In reality, the pilfering of the Enigma device was a turning point in the war. Only it didn't happen in 1942 - it was done a year earlier and by a British crew. This doctoring of the truth, albeit for what writer/director Jonathan Mostow calls a fictional movie, has angered many veterans and served to exacerbate the feeling that Americans are far too ready to change history to make them look better.
But should the blame be dumped at Mostow's door? In truth the film maker did try to make sure the film was as accurate as possible in every other way. He even enlisted the services of Lt. Commander David Balme, the English seaman who was actually the first into the offending Nazi sub. "I think Jonathan is now one of the world's experts on the Enigma," says Balme. "He has done a marvellous job. His goal was to make a compelling film and he succeeded. It's a magnificent film."

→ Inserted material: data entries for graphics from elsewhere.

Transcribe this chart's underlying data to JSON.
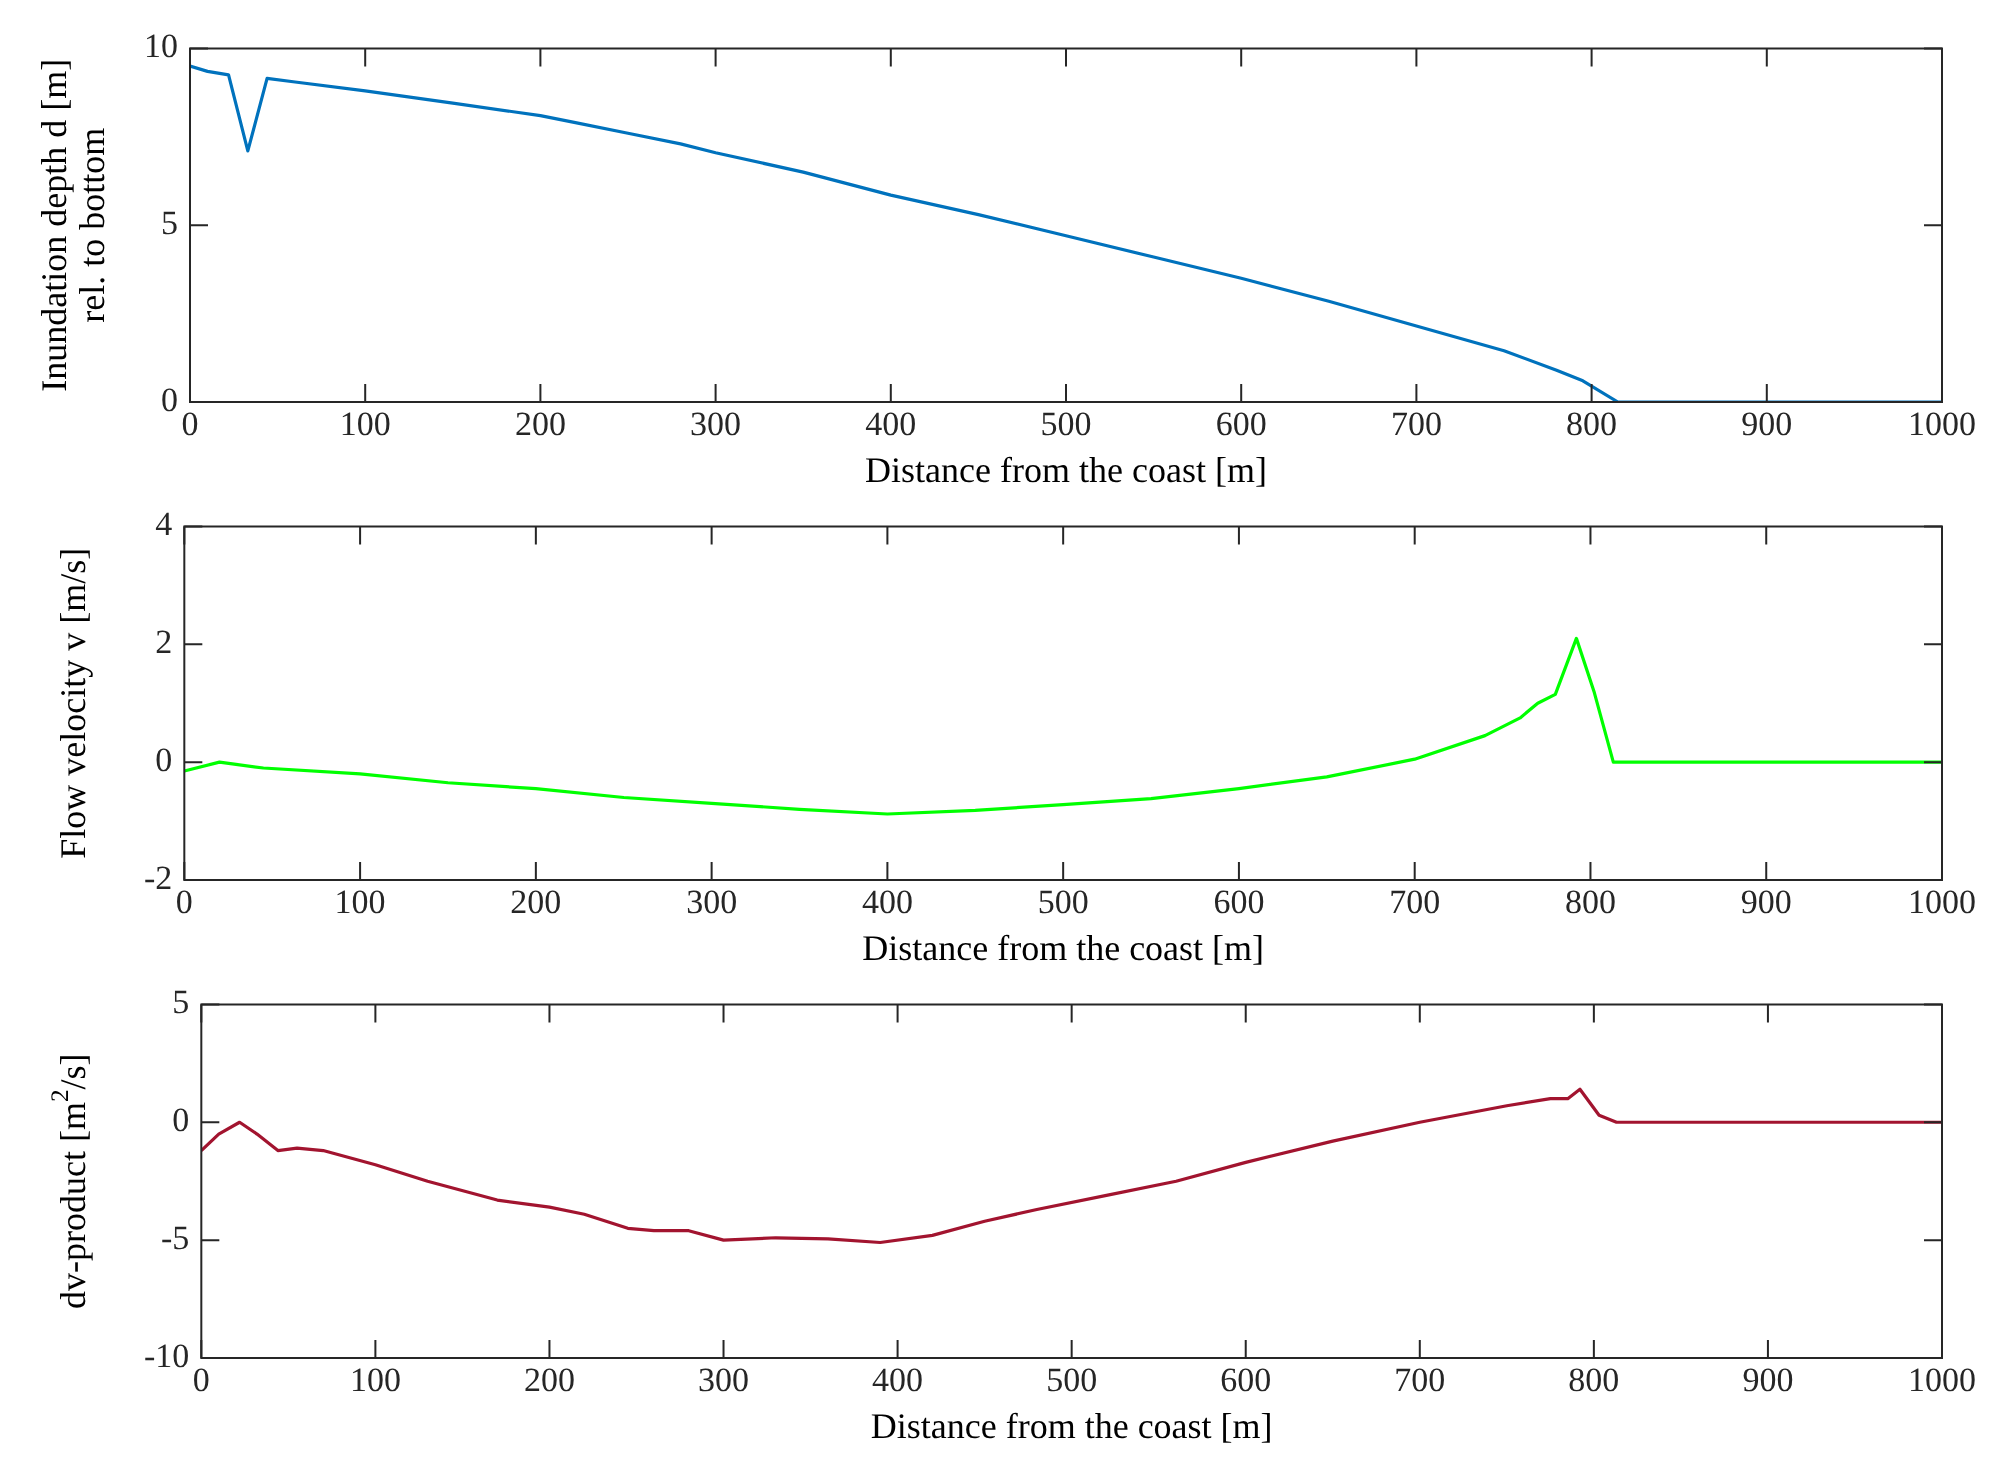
{
  "chart_data": [
    {
      "type": "line",
      "xlabel": "Distance from the coast [m]",
      "ylabel": "Inundation depth d [m]\nrel. to bottom",
      "xlim": [
        0,
        1000
      ],
      "xticks": [
        0,
        100,
        200,
        300,
        400,
        500,
        600,
        700,
        800,
        900,
        1000
      ],
      "ylim": [
        0,
        10
      ],
      "yticks": [
        0,
        5,
        10
      ],
      "grid": false,
      "legend": false,
      "series": [
        {
          "color": "#0072bd",
          "x": [
            0,
            10,
            22,
            33,
            44,
            60,
            100,
            150,
            200,
            220,
            250,
            280,
            300,
            350,
            400,
            450,
            500,
            550,
            600,
            650,
            700,
            750,
            780,
            795,
            815,
            1000
          ],
          "values": [
            9.5,
            9.35,
            9.25,
            7.1,
            9.15,
            9.05,
            8.8,
            8.45,
            8.1,
            7.9,
            7.6,
            7.3,
            7.05,
            6.5,
            5.85,
            5.3,
            4.7,
            4.1,
            3.5,
            2.85,
            2.15,
            1.45,
            0.9,
            0.6,
            0,
            0
          ]
        }
      ]
    },
    {
      "type": "line",
      "xlabel": "Distance from the coast [m]",
      "ylabel": "Flow velocity v [m/s]",
      "xlim": [
        0,
        1000
      ],
      "xticks": [
        0,
        100,
        200,
        300,
        400,
        500,
        600,
        700,
        800,
        900,
        1000
      ],
      "ylim": [
        -2,
        4
      ],
      "yticks": [
        -2,
        0,
        2,
        4
      ],
      "grid": false,
      "legend": false,
      "series": [
        {
          "color": "#00ff00",
          "x": [
            0,
            20,
            45,
            100,
            150,
            200,
            250,
            300,
            350,
            400,
            450,
            500,
            550,
            600,
            650,
            700,
            740,
            760,
            770,
            780,
            792,
            802,
            813,
            1000
          ],
          "values": [
            -0.15,
            0,
            -0.1,
            -0.2,
            -0.35,
            -0.45,
            -0.6,
            -0.7,
            -0.8,
            -0.88,
            -0.82,
            -0.72,
            -0.62,
            -0.45,
            -0.25,
            0.05,
            0.45,
            0.75,
            1.0,
            1.15,
            2.1,
            1.2,
            0,
            0
          ]
        }
      ]
    },
    {
      "type": "line",
      "xlabel": "Distance from the coast [m]",
      "ylabel": "dv-product [m$^{2}$/s]",
      "xlim": [
        0,
        1000
      ],
      "xticks": [
        0,
        100,
        200,
        300,
        400,
        500,
        600,
        700,
        800,
        900,
        1000
      ],
      "ylim": [
        -10,
        5
      ],
      "yticks": [
        -10,
        -5,
        0,
        5
      ],
      "grid": false,
      "legend": false,
      "series": [
        {
          "color": "#a2142f",
          "x": [
            0,
            10,
            22,
            32,
            44,
            55,
            70,
            100,
            130,
            170,
            200,
            220,
            245,
            260,
            280,
            300,
            330,
            360,
            390,
            420,
            450,
            480,
            520,
            560,
            600,
            650,
            700,
            750,
            775,
            785,
            792,
            803,
            813,
            1000
          ],
          "values": [
            -1.2,
            -0.5,
            0,
            -0.5,
            -1.2,
            -1.1,
            -1.2,
            -1.8,
            -2.5,
            -3.3,
            -3.6,
            -3.9,
            -4.5,
            -4.6,
            -4.6,
            -5.0,
            -4.9,
            -4.95,
            -5.1,
            -4.8,
            -4.2,
            -3.7,
            -3.1,
            -2.5,
            -1.7,
            -0.8,
            0,
            0.7,
            1.0,
            1.0,
            1.4,
            0.3,
            0,
            0
          ]
        }
      ]
    }
  ]
}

Mostow also recruited David Kahn, the world's leading authority on Enigma encryption, to ensure the script was correct. "I reviewed the screenplay with David in tremendous detail," says Mostow, "and asked him to make sure that within the context of a fictional narrative, all the details were as authentic as possible."
So he did his best. And there is a tribute to the real heroes in the end credits. And he did ask the experts. But is this enough? Or is this just another example of America taking all the credit? Mostow is convinced that US audiences were fully aware that it was a fictional film. But then we've all seen Jerry Springer. We know they do not necessarily have all the torpedoes in the tube.